Дамы расселись за ближайшим столом. Несколько вельмож из габсбургской делегации присоединились к королеве на помосте, в том числе и Ренар, который сел через одно место от Марии. По левую руку королевы – на почетном месте – устроилась костлявая дама в старомодном наряде из узорчатого дамаста и остроконечном гейбле.[1] Она обладала внушительных размеров носом и пронзительными, узкими, как щелочки, голубыми глазками. Соседом этой дамы с другой стороны оказался молодой красавец, броско разряженный в черно-белый атлас; его короткий, шитый по французской моде плащ был скреплен на одном плече изысканным галуном.
– Это он! – прошептал мне на ухо Перегрин. – Тот самый «милый кузен»!
Так я впервые увидел Эдварда Кортни, графа Девона. Мне подумалось, что он должен пользоваться успехом у дам: хорошо сложен, широк в плечах и в груди, с густыми золотисто-каштановыми волосами, того же цвета холеными усами и модной раздвоенной бородкой. Внешний вид Кортни оказался для меня полной неожиданностью: мне бы и в голову не пришло, что человек, столько лет проведший в Тауэре, может выглядеть таким цветущим и крепким; привлекательность его лица портила разве что капризная гримаса. Когда носатая дама, сидевшая рядом с ним, подняла кубок, чтобы в него налили вина, Кортни что-то сказал ей – явно остроту. Дама одарила его кислой улыбкой. Они, судя по всему, были знакомы, впрочем как и все при дворе, особенно на подобных сборищах. Даже совершенно чужие друг другу люди были не прочь изобразить близкое знакомство, если это могло обеспечить им некое преимущество.
Слуги с подносами обходили нас, прилежно наполняя кубки выпивкой. Внезапно Ренар наклонился к королеве. Он что-то прошептал ей на ухо, и Мария вперила взгляд в разделявшее их пустое кресло. Лицо ее заметно омрачилось.
– Как? – проговорила она недовольно и достаточно громко, чтобы ее было слышно во всем зале. – Неужели мы вновь принуждены терпеть ее возмутительное своевольство?
Воцарилась неловкая тишина. Ренар обменялся быстрым заговорщическим взглядом с носатой дамой, между тем как Мария устремила внимание на Кортни. Рука ее сжалась в кулак, сминая шелковые фиалки.
– Разве вы, милорд, не передали ей наше послание, как мы повелели?
Кортни побледнел:
– Уверяю, ваше величество, я сообщил вашу просьбу…
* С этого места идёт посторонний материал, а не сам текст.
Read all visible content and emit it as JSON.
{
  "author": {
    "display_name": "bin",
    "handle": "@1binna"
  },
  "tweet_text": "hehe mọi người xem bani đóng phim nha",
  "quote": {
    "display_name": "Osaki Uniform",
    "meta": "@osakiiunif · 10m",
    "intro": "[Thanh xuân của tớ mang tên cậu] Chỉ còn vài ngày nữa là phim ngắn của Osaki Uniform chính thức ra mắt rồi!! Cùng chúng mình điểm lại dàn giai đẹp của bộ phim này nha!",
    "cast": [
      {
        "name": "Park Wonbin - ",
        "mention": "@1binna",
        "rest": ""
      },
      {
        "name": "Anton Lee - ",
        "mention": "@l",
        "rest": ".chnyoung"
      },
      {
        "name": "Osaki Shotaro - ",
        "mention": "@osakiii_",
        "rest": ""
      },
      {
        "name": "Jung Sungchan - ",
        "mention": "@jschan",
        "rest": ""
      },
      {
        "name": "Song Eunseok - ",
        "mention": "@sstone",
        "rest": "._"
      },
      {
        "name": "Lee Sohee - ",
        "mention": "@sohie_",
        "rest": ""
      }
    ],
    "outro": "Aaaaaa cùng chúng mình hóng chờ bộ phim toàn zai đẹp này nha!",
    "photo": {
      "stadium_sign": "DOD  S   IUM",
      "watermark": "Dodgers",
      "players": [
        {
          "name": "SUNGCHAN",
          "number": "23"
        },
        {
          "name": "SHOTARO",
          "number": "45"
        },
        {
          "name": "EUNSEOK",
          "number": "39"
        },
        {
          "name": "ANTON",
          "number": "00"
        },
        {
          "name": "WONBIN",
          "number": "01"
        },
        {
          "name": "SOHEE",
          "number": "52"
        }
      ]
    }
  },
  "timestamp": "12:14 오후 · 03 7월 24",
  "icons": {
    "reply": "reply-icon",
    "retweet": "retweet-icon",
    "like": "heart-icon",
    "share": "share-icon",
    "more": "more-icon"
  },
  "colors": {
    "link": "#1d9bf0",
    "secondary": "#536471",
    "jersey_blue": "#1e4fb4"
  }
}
Мария ткнула в него пальцем:
– Это была не просьба! Немедля ступайте в ее покои. Скажите нашей сестре леди Елизавете, что она исполнит наш приказ и выйдет сегодня к нашим гостям, ибо такова наша монаршая воля!
Кортни начал было приподниматься из кресла, когда королева вдруг застыла, прямо глядя перед собой. Мгновение казалось, что все люди, сколько их было в зале, одновременно затаили дыхание. Мне не нужно было поднимать глаза, чтобы понять: Елизавета Тюдор, моя госпожа, соизволила появиться на пиру – как всегда, с опозданием.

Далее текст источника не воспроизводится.